E adesso? Potrà salire a Palazzo Chigi Giorgia Meloni, e scambiare il campanello con Mario Draghi nella più suggestiva cerimonia della politica italiana? Tanti si fanno la domanda su chi sarà il nuovo premier incaricato e sull’ipotesi che riguarda la leader di Fratelli d’Italia. Cittadini e osservatori si pongono questa domanda (antipatie o simpatie politiche a parte), perché ricordano cosa accadde nel 2018: da un lato Matteo Salvini rivendicava l’incarico dicendo: “Io sono il leader della coalizione più votata!”.

D all’altro Luigi Di Maio- quanto tempo è passato! - ripeteva: “Niente affatto: io sono il leader del partito più votato, spetta a me!”. E chi ritorna al lontano 2013, ricorderà il discorso di Pierluigi Bersani sulla “non-vittoria”, e l’infinita diatriba sull’incarico (pieno o non pieno) conferitogli da Giorgio Napolitano. Alla fine Bersani, fu avvolto in una melina istituzionale e fermato da una commissione di “saggi” nominata dal Colle. Il risultato finale di questo straziante balletto fu un tentativo abortito. L’impasse si risolse solo con l’incarico a Enrico Letta e il patto con Forza Italia.

Tuttavia oggi la situazione è del tutto diversa. Esattamente come nel 1994, per Silvio Berlusconi, e nel 1996 per Romano Prodi, esistono un leader e una maggioranza parlamentare. Anzi di più: il voto indica un leader di partito più votato, un leader di schieramento più votato, e un leader di maggioranza parlamentare, riassunti nella stessa persona: Giorgia Meloni. É vero come ricorda Letta che “la nostra è una Repubblica parlamentare”, che “il presidente della repubblica è sovrano”, ma la procedura costituzionale, dietro alcune apparenze barocche, ha regole semplici: se i capigruppo di maggioranza indicano un unico leader, quel leader (salvo impedimenti), ha il 99% di possibilità di essere designato. Non va dimenticato, ovviamente che l’inquilino del Colle è Dominus assoluto, non solo della formazione del governo, ma anche sulla tutela dell’immagine Italiana all’estero. Applica la lettera della Carta da garante, ma deve anche custodire l’efficienza del sistema, e la continuità istituzionale del Paese.

La parte più delicata, dunque, è quella che prende il nome da una pratica britannica, e viene chiamata “moral suasion”. Il presidente esercita quindi un potere, meno visibile e più discreto, quello di dissuadere i capi maggioranza e i presidenti incaricati, da passi o scelte che possono mettere a rischio i principi che ho appena ricordato. Accadde per esempio con Oscar Luigi Scalfaro, che pose un veto alla nomina di Cesare Previti a ministro di Grazia e Giustizia nel 1994 (considerava un conflitto di interessi il suo ruolo di avvocato di Silvio Berlusconi e il suo essere implicato lui stesso in procedimenti giudiziari).
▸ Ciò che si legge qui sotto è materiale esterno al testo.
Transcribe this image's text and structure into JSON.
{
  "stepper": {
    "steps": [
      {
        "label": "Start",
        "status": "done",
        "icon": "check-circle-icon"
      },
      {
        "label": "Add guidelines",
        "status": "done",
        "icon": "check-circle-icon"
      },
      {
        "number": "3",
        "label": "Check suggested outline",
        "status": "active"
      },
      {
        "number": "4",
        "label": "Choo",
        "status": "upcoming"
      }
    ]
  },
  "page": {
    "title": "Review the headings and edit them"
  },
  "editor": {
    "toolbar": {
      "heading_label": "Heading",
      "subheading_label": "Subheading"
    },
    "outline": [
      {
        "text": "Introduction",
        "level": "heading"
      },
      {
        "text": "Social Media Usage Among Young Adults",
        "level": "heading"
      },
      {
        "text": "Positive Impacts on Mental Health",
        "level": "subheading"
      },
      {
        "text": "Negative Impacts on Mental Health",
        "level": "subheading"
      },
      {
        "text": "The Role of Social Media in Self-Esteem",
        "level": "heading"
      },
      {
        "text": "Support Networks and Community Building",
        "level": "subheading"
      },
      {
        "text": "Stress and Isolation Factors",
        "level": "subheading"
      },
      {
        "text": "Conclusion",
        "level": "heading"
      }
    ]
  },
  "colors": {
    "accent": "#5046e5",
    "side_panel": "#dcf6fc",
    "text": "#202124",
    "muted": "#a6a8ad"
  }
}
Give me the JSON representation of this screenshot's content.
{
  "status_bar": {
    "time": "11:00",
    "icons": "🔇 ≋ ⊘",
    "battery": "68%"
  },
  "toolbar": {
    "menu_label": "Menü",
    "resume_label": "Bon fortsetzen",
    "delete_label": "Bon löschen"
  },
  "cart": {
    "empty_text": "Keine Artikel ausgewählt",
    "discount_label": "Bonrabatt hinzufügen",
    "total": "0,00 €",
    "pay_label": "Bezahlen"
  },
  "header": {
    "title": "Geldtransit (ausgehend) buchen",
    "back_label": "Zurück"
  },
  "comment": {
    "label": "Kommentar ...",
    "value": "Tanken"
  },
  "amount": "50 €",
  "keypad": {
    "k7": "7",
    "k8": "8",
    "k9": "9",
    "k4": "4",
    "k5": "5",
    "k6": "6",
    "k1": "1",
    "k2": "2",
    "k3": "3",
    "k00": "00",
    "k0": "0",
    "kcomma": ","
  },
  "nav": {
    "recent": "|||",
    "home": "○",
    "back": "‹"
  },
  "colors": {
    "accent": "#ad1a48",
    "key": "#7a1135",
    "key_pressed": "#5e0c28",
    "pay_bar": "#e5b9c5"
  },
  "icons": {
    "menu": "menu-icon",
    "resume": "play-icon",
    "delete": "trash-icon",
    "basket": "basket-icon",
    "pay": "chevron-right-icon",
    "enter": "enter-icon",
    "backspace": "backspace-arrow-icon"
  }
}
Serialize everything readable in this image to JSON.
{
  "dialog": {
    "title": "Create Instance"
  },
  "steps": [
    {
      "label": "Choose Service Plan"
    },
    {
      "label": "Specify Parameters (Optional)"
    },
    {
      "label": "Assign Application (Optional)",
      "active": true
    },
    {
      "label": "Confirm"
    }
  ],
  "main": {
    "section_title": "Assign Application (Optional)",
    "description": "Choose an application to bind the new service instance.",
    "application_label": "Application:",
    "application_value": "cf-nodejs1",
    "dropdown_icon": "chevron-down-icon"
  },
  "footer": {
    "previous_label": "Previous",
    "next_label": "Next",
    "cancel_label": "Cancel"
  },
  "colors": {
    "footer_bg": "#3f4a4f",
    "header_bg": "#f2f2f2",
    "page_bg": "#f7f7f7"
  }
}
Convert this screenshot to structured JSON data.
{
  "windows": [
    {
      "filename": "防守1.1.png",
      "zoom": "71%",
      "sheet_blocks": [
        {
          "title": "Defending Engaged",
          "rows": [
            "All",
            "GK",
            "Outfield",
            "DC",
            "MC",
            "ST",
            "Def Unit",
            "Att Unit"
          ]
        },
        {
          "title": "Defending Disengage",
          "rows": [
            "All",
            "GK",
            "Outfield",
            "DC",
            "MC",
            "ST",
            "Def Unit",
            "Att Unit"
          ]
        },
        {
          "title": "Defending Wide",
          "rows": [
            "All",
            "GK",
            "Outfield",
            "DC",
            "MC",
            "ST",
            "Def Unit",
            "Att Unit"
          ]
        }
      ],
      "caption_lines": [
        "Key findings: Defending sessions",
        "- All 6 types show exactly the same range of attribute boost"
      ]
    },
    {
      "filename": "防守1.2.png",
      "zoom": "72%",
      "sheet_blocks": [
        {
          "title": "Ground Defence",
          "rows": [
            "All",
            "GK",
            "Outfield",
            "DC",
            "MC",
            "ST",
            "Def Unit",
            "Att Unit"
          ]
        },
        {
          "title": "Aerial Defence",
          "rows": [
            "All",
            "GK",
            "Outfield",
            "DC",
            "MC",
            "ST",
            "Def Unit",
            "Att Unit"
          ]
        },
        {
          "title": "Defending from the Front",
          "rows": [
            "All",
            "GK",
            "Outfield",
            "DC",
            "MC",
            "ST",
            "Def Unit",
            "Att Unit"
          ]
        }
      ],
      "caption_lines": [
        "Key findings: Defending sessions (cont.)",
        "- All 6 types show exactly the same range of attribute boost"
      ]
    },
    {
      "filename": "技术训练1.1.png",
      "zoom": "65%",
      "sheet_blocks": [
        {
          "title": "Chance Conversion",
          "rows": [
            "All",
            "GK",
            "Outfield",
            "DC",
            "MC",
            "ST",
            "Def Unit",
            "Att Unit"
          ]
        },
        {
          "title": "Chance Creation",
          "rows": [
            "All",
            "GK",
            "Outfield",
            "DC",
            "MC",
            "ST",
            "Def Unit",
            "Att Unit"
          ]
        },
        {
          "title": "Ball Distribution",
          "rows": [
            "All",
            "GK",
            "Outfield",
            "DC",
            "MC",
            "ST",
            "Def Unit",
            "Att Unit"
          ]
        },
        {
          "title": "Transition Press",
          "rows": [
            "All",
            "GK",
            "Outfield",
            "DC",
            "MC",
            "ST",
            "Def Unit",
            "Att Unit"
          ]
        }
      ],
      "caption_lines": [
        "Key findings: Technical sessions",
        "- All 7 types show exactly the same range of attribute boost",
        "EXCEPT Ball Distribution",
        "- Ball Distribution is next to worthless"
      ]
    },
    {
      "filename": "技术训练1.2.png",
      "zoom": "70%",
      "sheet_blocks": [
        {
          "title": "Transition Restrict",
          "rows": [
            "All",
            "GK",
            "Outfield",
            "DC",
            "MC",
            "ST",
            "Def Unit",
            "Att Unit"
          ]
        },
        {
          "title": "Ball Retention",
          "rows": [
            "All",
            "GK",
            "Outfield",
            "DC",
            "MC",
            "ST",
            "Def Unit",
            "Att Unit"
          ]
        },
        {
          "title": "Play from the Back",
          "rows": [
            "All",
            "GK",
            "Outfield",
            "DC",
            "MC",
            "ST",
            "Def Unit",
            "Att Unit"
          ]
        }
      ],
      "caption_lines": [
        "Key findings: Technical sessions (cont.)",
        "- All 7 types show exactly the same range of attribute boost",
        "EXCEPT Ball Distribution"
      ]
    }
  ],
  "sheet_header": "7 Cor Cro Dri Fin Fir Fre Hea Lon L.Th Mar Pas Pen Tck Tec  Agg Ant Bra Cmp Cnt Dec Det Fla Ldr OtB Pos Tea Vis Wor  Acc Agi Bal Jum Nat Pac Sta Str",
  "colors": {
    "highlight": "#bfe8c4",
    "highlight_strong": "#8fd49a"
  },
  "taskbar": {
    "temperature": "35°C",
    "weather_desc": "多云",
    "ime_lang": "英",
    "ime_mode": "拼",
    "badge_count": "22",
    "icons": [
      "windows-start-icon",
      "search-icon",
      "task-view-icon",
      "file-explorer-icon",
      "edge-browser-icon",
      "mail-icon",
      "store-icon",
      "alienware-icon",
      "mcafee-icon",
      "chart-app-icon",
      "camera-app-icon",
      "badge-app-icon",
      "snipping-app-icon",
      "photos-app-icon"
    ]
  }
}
Un veto dello stesso tipo, venne posto nel 2018 dal presidente Mattarella nei confronti di un magistrato designato dal M5s, Nicola Gratteri (a suo avviso era troppo esposto nelle inchieste condotte sul confine delicato tra ‘Ndrangheta e politica). Produsse il rischio di una crisi costituzionale, istituzionale, un altro veto posto da Mattarella, che impedì a Paolo Savona di diventare ministro dell’Economia nel governo gialloverde: in questo caso, l’incompatibilità posta dal Colle fu quella dei rapporti internazionali. Savona era una economista che che contestava l’Euro: la nomina dell’economista sardo, avrebbe compromesso - per Mattarella - la capacità di raggiungere obiettivi nel negoziato con Jean-Claude Junker. Per Giuseppe Conte fu una fortuna. Mario Monti, un signore che conosce bene le istituzioni italiane e quelle europee (le ha frequentate entrambe, sia Palazzo Chigi, sia Bruxelles) mi ricorda che molti degli interventi di moral suasion non vengono mai alla luce. Si tratta di scelte e nomine che restano nel segreto del Palazzo, fra il presidente della Repubblica e il presidente del consiglio incaricato. Spiega Monti: “Un veto su Giorgia Meloni sarebbe un atto di scortesia istituzionale, ma anche la rottura di un galateo elettorale che l’Europa osserva sempre: un presidente del Consiglio votato dagli elettori che si conquista una maggioranza sul campo viene considerato legittimo, non sottoponibile a vero preventivo”. E per fortuna. Tutt’al più il nuovo leader viene atteso alla prova del budino. Nel pieno di una crisi energetica e bellica, e con una manovra da votare subito, la prova di Giorgia avverrà nei primi trenta giorni. Il primo governo che non va in luna di miele.